雛鶴の声をひと声聞いてからというもの、我が身を葦間で往生している舟にたとえております。

同じ人に対してですね。

と、ことさら幼い風にお書きになっておられますが、それがまたたいそう麗しい筆致で、これならばそのまま手習いのお手本になりますわ、と女房たちが感心いたしております。お返事は少納言が認めます。「お見舞いを頂戴いたしました本人は、今日も一日を過ごすことすらままならぬ有り様でして、ちょうどこれからまた山寺に籠りに参るところでございます。このようなありがたいお見舞いへのお礼は、おそらくあの世より申し上げることになりましょう。」とこんなことが書かれてありました。源氏の君はなんとも痛わしく思われます。

 秋の夕べですので、心の休まる暇もなく、ひたすら恋い焦がれておられるあのお方のことばかりお考えになられた挙げ句、ささやかな血縁でよいので訪ねてみたいというお気もちが抑えきれなくなられたのでしょう。あの折尼君が「消えん空なき」と詠まれた夕暮れ時を思い出されて、恋しくなられると同時に、見劣りせねばよいが……、と危惧されるのでした。

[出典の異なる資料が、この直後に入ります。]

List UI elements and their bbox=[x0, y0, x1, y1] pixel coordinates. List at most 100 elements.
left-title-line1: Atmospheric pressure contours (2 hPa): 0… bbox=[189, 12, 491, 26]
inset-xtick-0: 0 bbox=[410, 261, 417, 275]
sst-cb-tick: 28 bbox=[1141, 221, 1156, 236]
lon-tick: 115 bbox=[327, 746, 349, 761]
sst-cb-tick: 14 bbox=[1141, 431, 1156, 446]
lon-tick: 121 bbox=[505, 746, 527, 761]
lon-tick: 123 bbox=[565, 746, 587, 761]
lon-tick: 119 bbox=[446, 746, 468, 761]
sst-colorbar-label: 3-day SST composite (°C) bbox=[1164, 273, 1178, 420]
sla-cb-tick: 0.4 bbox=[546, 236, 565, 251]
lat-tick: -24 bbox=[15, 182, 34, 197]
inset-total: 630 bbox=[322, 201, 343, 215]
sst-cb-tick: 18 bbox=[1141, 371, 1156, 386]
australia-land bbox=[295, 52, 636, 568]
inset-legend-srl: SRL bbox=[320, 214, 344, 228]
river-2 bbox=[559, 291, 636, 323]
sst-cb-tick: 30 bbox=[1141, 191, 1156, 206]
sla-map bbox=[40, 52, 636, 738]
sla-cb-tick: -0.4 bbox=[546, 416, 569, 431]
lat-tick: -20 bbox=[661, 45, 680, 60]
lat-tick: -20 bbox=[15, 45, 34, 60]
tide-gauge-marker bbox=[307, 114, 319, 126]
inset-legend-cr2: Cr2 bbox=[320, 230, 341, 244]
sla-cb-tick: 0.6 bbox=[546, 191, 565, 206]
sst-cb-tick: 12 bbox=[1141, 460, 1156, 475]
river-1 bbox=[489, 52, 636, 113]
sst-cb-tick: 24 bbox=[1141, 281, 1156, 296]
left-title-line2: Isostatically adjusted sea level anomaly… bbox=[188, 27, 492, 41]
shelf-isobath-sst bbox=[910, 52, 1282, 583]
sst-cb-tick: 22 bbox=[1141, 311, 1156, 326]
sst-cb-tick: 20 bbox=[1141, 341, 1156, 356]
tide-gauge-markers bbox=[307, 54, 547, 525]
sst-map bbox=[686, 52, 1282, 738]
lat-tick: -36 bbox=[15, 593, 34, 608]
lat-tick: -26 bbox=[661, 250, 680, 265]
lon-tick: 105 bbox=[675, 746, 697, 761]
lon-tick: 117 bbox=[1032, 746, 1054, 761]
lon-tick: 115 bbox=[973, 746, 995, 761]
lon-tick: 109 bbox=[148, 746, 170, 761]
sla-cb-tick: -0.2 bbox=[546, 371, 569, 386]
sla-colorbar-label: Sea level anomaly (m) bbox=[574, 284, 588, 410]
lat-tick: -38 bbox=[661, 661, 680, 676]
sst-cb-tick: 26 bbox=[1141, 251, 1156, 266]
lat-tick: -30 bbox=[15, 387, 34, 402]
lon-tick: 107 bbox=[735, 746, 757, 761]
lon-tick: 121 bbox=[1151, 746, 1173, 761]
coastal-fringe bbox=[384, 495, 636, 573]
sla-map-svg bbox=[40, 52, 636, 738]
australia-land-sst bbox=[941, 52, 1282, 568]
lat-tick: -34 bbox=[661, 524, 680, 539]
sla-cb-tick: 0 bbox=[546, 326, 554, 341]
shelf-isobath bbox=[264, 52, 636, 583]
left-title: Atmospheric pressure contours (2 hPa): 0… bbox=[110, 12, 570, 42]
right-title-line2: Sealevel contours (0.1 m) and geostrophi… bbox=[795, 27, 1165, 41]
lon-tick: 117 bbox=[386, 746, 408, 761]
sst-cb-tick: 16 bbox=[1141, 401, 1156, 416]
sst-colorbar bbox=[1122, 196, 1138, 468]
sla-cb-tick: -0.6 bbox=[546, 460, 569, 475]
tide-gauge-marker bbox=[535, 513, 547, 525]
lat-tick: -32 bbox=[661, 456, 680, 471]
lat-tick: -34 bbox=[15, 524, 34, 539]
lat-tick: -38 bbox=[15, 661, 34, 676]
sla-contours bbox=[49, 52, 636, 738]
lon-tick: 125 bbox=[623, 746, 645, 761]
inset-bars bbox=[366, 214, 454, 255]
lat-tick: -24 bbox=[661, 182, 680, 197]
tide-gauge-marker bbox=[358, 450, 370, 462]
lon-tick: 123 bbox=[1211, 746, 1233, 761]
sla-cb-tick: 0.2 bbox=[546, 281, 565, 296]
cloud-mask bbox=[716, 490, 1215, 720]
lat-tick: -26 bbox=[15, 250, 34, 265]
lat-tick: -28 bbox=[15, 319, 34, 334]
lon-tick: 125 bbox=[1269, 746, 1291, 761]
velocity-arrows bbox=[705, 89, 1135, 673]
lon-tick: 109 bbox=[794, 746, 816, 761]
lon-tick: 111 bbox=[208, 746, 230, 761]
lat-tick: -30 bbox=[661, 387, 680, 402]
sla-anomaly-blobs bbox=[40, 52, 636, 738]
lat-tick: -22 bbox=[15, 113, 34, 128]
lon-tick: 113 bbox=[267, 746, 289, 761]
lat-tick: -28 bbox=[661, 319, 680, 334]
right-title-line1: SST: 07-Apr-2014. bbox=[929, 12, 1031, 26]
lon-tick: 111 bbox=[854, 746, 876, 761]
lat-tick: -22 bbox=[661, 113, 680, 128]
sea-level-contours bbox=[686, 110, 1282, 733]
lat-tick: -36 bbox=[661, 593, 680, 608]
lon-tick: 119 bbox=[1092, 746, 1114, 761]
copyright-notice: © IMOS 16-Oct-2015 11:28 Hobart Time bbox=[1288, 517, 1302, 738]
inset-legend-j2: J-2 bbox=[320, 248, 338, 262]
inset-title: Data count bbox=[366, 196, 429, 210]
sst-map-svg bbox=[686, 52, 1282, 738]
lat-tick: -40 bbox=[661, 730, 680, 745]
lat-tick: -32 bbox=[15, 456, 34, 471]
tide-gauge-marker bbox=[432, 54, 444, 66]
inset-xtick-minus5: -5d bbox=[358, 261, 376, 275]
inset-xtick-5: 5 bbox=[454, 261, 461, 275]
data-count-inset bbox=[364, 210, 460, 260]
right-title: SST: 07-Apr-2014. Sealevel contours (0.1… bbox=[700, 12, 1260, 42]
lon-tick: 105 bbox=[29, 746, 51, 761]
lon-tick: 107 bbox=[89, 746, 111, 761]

いつかこの手に摘んで見ることが出来るであろうか、あの根続きの野辺の若草を。

 十月になりましたら朱雀院の行幸が予定されております。舞人役の高貴なお家のお子様たちをかわきりに、上達部、殿上人たちの中からもその道に秀でた者は余さずご選出なさいますので、親王の方々、大臣をはじめとする者たちは、ひたすら各々の得意な技芸の練習に余念がありません。
 山里に移られた尼君にも、すっかりご無沙汰してしまっていることをふと思い出されて、ご丁寧にもお便りを遣わされますと、僧都からの返信だけがありました。「先月の二十日頃にとうとうお亡くなりになられました。世の理とは申せ、悲しみに沈んでおります。」そう書かれておりますのを目にされ、なんとこの世は儚いものよと胸が痛まれて、それにつけても亡き尼君が心配でならないと仰っておられたあの幼い姫は今頃どうしておいでだろう、定めしお祖母様を恋い慕われているに相違ない、とご自身が母御息所を亡くされた折のことが朧気ながらに思い出されて、きわめて懇ろにお弔いのお手紙を差し上げたのでした。少納言よりさすがの礼節をわきまえたお返事が参ります。